Ladies, take note! Regular intake of anti-inflammatory diets - high in vegetables, fruits, fish and whole grains - may boost your bone health and prevent fractures, a first-of-its-kind study has claimed.
Researchers at Ohio State University in the US compared levels of inflammatory elements in the diet to bone mineral density and fractures and found new associations between food and bone health.Women with the least-inflammatory diets lost less bone density during the six-year follow-up period than their peers with the most-inflammatory diets.
This was despite the fact that they started off with lower bone density overall.
Diets with low inflammatory potential appeared to correspond to lower risk of hip fracture among one subgroup of the study - post-menopausal white women younger than 63.
The findings suggest that women's bone health could benefit when they choose a diet higher in beneficial fats, plants and whole grains, said Tonya Orchard, assistant professor at The Ohio State University."This suggests that as women age, healthy diets are impacting their bones," Orchard said.

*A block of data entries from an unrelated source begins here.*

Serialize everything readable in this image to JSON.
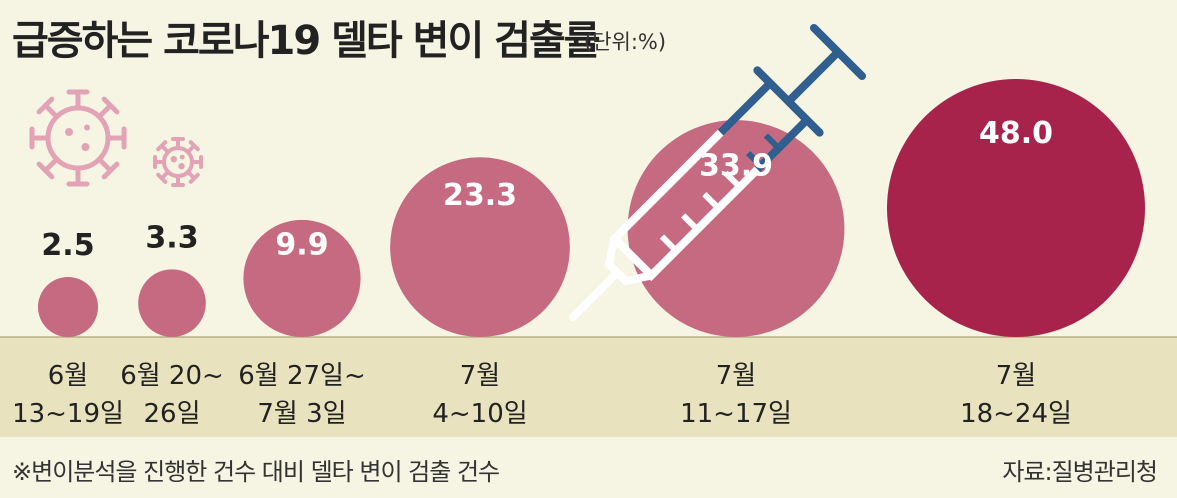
{
  "title": "급증하는 코로나19 델타 변이 검출률",
  "unit": "(단위:%)",
  "footnote": "※변이분석을 진행한 건수 대비 델타 변이 검출 건수",
  "source": "자료:질병관리청",
  "colors": {
    "background": "#f6f4e3",
    "axis_band": "#e9e2bf",
    "bubble": "#c66a82",
    "bubble_highlight": "#a8234b",
    "virus_icon": "#e3a3b7",
    "syringe_dark": "#2f5e8f",
    "syringe_light": "#ffffff",
    "label_dark": "#222222",
    "label_light": "#ffffff"
  },
  "icons": [
    "virus-icon",
    "syringe-icon"
  ],
  "chart_data": {
    "type": "bubble",
    "categories": [
      [
        "6월",
        "13~19일"
      ],
      [
        "6월 20~",
        "26일"
      ],
      [
        "6월 27일~",
        "7월 3일"
      ],
      [
        "7월",
        "4~10일"
      ],
      [
        "7월",
        "11~17일"
      ],
      [
        "7월",
        "18~24일"
      ]
    ],
    "values": [
      2.5,
      3.3,
      9.9,
      23.3,
      33.9,
      48.0
    ],
    "value_labels": [
      "2.5",
      "3.3",
      "9.9",
      "23.3",
      "33.9",
      "48.0"
    ],
    "highlight_index": 5
  }
}
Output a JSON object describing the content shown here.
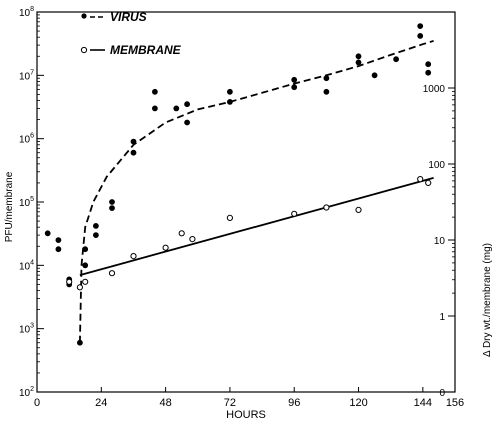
{
  "chart_data": {
    "type": "scatter",
    "xlabel": "HOURS",
    "ylabel_left": "PFU/membrane",
    "ylabel_right": "Δ Dry wt./membrane (mg)",
    "xlim": [
      0,
      156
    ],
    "ylim_left": [
      100,
      100000000
    ],
    "y_scale_left": "log",
    "ylim_right": [
      0,
      10000
    ],
    "y_scale_right": "log",
    "x_ticks": [
      "0",
      "24",
      "48",
      "72",
      "96",
      "120",
      "144",
      "156"
    ],
    "y_left_ticks": [
      {
        "value": 100,
        "base": "10",
        "exp": "2"
      },
      {
        "value": 1000,
        "base": "10",
        "exp": "3"
      },
      {
        "value": 10000,
        "base": "10",
        "exp": "4"
      },
      {
        "value": 100000,
        "base": "10",
        "exp": "5"
      },
      {
        "value": 1000000,
        "base": "10",
        "exp": "6"
      },
      {
        "value": 10000000,
        "base": "10",
        "exp": "7"
      },
      {
        "value": 100000000,
        "base": "10",
        "exp": "8"
      }
    ],
    "y_right_ticks": [
      "0",
      "1",
      "10",
      "100",
      "1000"
    ],
    "legend_position": "top-left",
    "series": [
      {
        "name": "VIRUS",
        "marker": "filled-circle",
        "points": [
          [
            4,
            32000
          ],
          [
            8,
            25000
          ],
          [
            8,
            18000
          ],
          [
            12,
            6000
          ],
          [
            12,
            5000
          ],
          [
            16,
            600
          ],
          [
            18,
            18000
          ],
          [
            18,
            10000
          ],
          [
            22,
            42000
          ],
          [
            22,
            30000
          ],
          [
            28,
            100000
          ],
          [
            28,
            80000
          ],
          [
            36,
            900000
          ],
          [
            36,
            600000
          ],
          [
            44,
            5500000
          ],
          [
            44,
            3000000
          ],
          [
            52,
            3000000
          ],
          [
            56,
            3500000
          ],
          [
            56,
            1800000
          ],
          [
            72,
            5500000
          ],
          [
            72,
            3800000
          ],
          [
            96,
            8500000
          ],
          [
            96,
            6500000
          ],
          [
            108,
            9000000
          ],
          [
            108,
            5500000
          ],
          [
            120,
            20000000
          ],
          [
            120,
            16000000
          ],
          [
            126,
            10000000
          ],
          [
            134,
            18000000
          ],
          [
            143,
            60000000
          ],
          [
            143,
            42000000
          ],
          [
            146,
            15000000
          ],
          [
            146,
            11000000
          ]
        ]
      },
      {
        "name": "MEMBRANE",
        "marker": "open-circle",
        "points": [
          [
            12,
            5500
          ],
          [
            16,
            4500
          ],
          [
            18,
            5500
          ],
          [
            28,
            7500
          ],
          [
            36,
            14000
          ],
          [
            48,
            19000
          ],
          [
            54,
            32000
          ],
          [
            58,
            26000
          ],
          [
            72,
            56000
          ],
          [
            96,
            65000
          ],
          [
            108,
            82000
          ],
          [
            120,
            75000
          ],
          [
            143,
            230000
          ],
          [
            146,
            200000
          ]
        ]
      }
    ],
    "fit_lines": [
      {
        "series": "VIRUS",
        "style": "dashed",
        "points": [
          [
            16,
            600
          ],
          [
            16.6,
            10000
          ],
          [
            18,
            40000
          ],
          [
            21,
            100000
          ],
          [
            26,
            250000
          ],
          [
            36,
            800000
          ],
          [
            48,
            1800000
          ],
          [
            60,
            2900000
          ],
          [
            72,
            3800000
          ],
          [
            84,
            5300000
          ],
          [
            96,
            7400000
          ],
          [
            108,
            10000000
          ],
          [
            120,
            14000000
          ],
          [
            132,
            21000000
          ],
          [
            144,
            31000000
          ],
          [
            148,
            35000000
          ]
        ]
      },
      {
        "series": "MEMBRANE",
        "style": "solid",
        "points": [
          [
            16,
            7000
          ],
          [
            148,
            240000
          ]
        ]
      }
    ]
  }
}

Because the study was observational, it is not possible to definitively link dietary patterns and bone health and fracture outcomes.Rebecca Jackson from Ohio State said the new findings support a growing body of evidence that factors which increase inflammation can increase
osteoporosis risk.
Dietary information as well as data on bone density and fracture were collected from a large group of the participants in the Women's Health Initiative (WHI), the largest study of postmenopausal women's health undertaken in US history.
Participants in the WHI were aged 50 to 79 when they enrolled in the study of prevention and control of common diseases impacting older women. Enrolment ran from 1993 to 1998.
For the the first-of-its-kind analysis, the research team looked at dietary data from 160,191 women and assigned inflammation scores based on 32 food components that the women reported consuming in the three months prior to their enrolment.
They used bone-mineral-density data from a subset of 10,290 women. Fracture data was collected for the entire study group. They found a correlation only between high-inflammatory diets and fracture in younger white women in the study.
Higher scores were associated with an almost 50 per cent larger risk of hip fracture in Caucasian women younger than 63, compared with the risk for women in the group with the lowest inflammatory scores.
Women with the least-inflammatory diets had lower bone mineral density overall at the start of the study, but lost less bone than their high-inflammation peers, Orchard said.
The study appears in the Journal of Bone and Mineral Research.